For the lucky few vacationing in isolated corners of the world without internet access, you may have missed the furious hubbub surrounding Joseph Smith’s seer stone. The Church of Jesus Christ of Latter-day Saints in conjunction with the Community of Christ released previously unseen photographs of the stone along with a new volume of manuscripts from the Joseph Smith Papers Project, sparking a conversation among Mormons about its significance and relevance to faith.
Former Peculiar People blogheads Matt Bowman and Ben Park discussed the seer stone with Doug Fabrizio on RadioWest. Listen to it here (and yes, you read that correctly. As of next week, Matt & Ben will be passing on Peculiar People. More on that later).

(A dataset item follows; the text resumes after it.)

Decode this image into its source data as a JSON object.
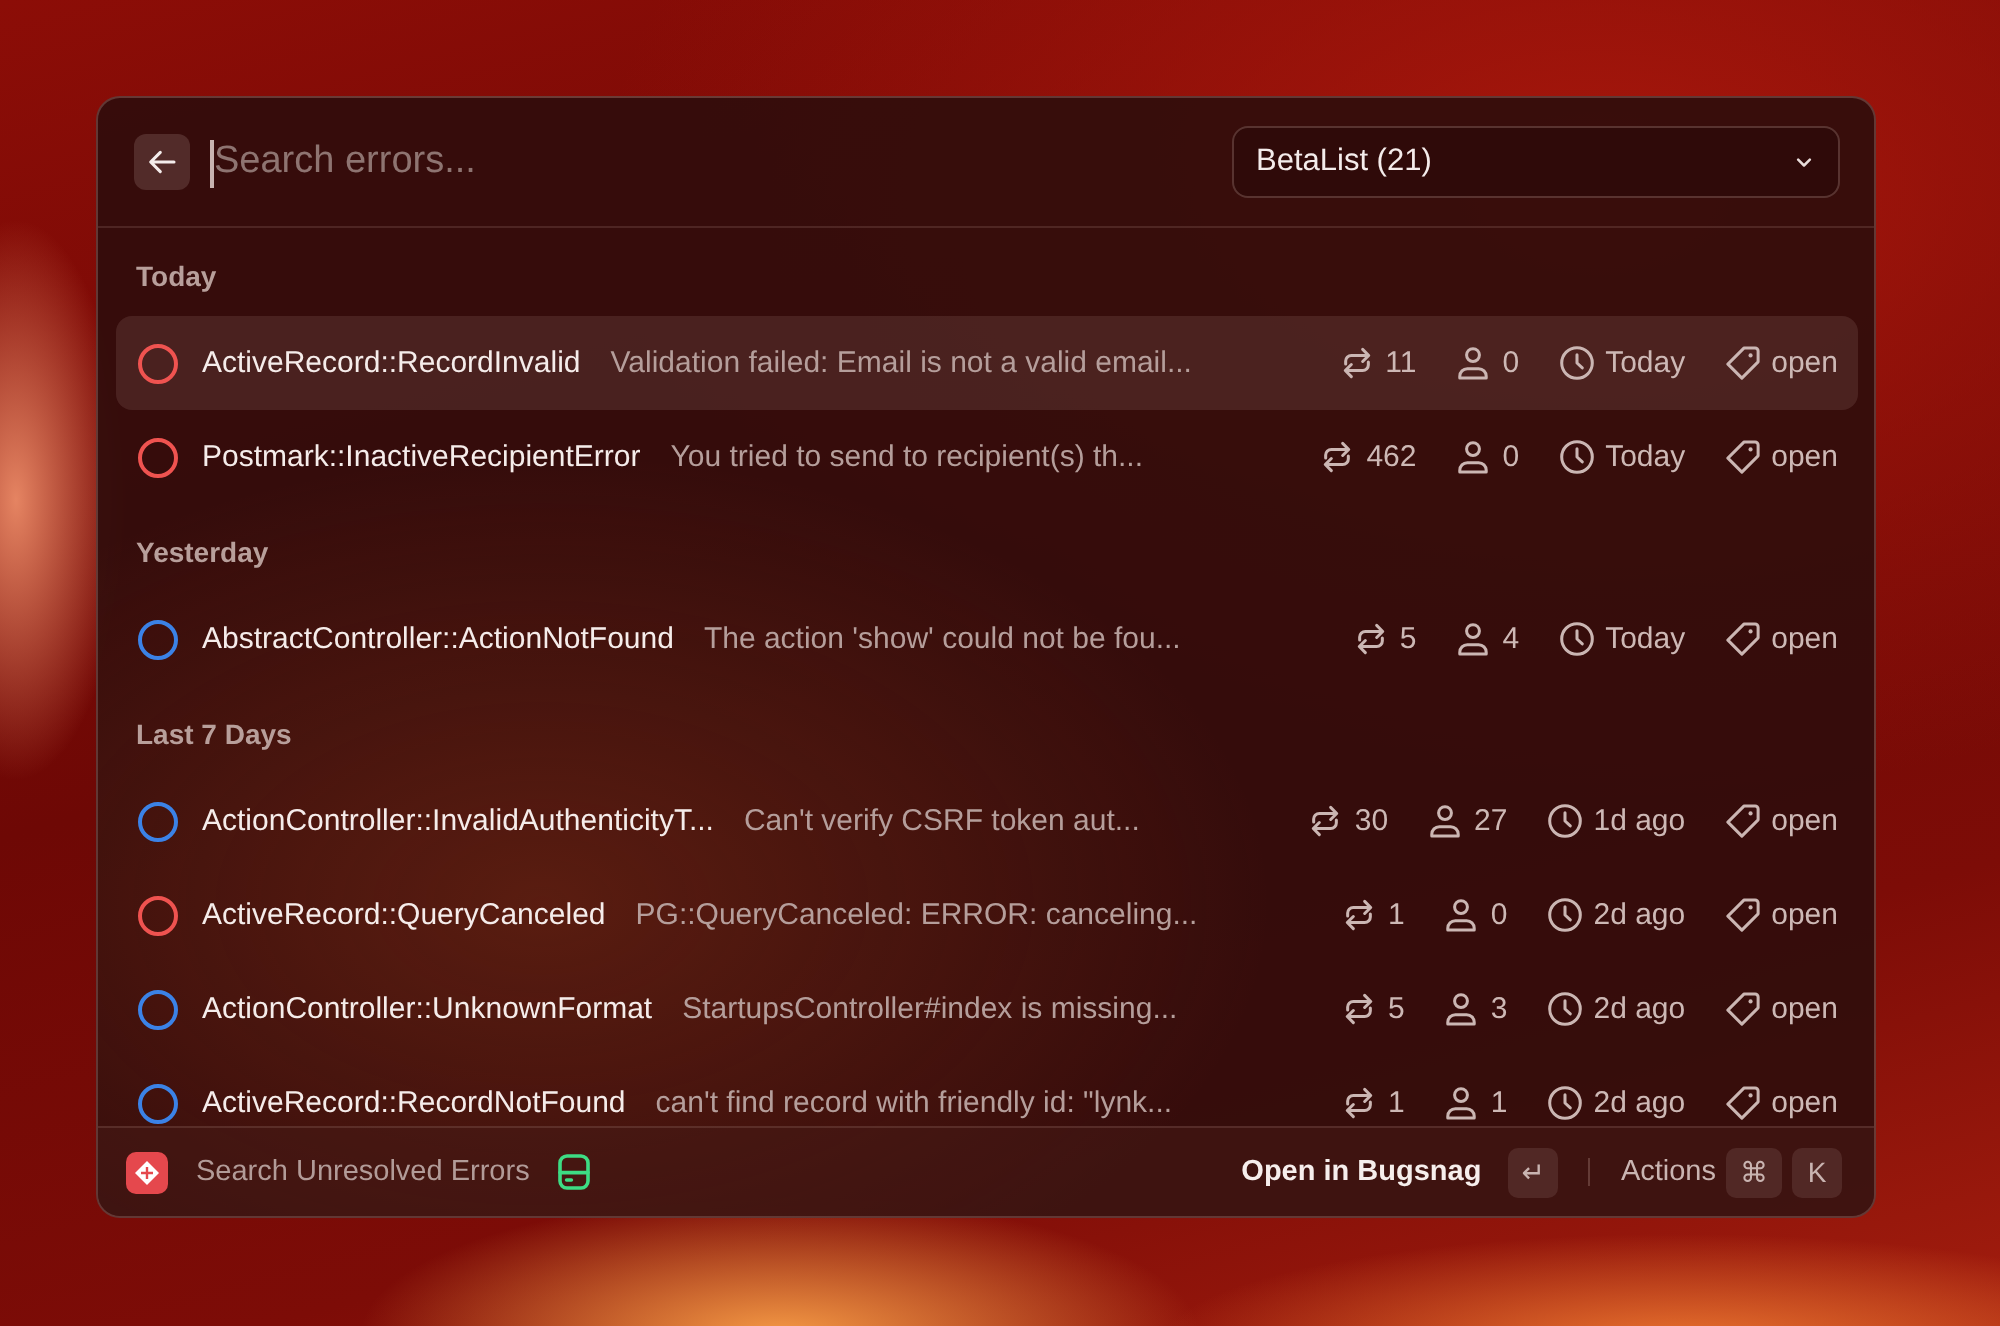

Here’s what they had to say about the interview, as well as their reflections on this blog.
“Upon listening to the interview later, I realized how academic I sounded. That was not my original intent, though it also was not a surprise. On the one hand, I think speaking about these touchstone topics in a cool, dispassionate, and detached way emphasize the banality of these issues from a historical perspective, which hopefully alleviates kneejerk consternation; on the other, I wonder if such discourse sounds cold to those who are sincerely and foundationally troubled by what they see as “shocking” revelations.
Peculiar People was meant to speak to that very tension I felt on Tuesday, and I believe we had many, many posts that accomplished bridging the academic/public divide. My alchemic recipe usually involved destabilizing contexts, uprooting traditional narratives, glimpsing personal vulnerability, and sneaking in a few pop culture references. But just like the varieties of Joseph Smith’s revelatory devices, including his seerstones, I learned that there were multiple ways to use what he called our “crooked, broken, scattered and imperfect language” to capture something truly profound. As the blog now shifts to take a different approach, I’m am eager to see what comes of it.”
“Unlike Ben, I am not brave enough to listen to myself being interviewed, but I certainly concur with him that it should be, ideally, part of the role of the academic to communicate the tools we learn from our mentors and each other to people who have neither the time nor inclination to spend our lives as we do.
This particular interview is, I think, a useful microcosm of my attempt, at least, to do that. I received several communications after the interview. Some were complimentary, some were less so, but all used the same word to describe the stones; that being, “weird.” And of course, to most Americans accustomed to the lives we live today, confident in science and suspicious of ghosts and UFOs, they do seem weird.
Part of my job, and perhaps what this blog has tried to do, is to make, as a (slightly tweaked) old chestnut in religious studies puts it, the weird seem normal, and the normal seem weird. That is, we should be helping people see humanity, fears, and desires that they recognize in things that might seem strange—like Joseph’s stone. But we should also help them see how the assumptions and predicates they take for granted might seem odd to others. In that sense, then, the task of academics should be to help us all understand each other better, and in so doing, hopefully to build more cohesive and welcoming societies. That’s a lot of weight to put on one NPR interview, but it is, as anything, a start.”
On behalf of the many enthusiastic bloggers here at Peculiar People, I’d like to thank Matt and Ben for their work and wish them the best on their future endeavors. We do have some interesting ideas in the works for this blog, but we’ll often look back on their contributions for inspiration. Thanks, guys.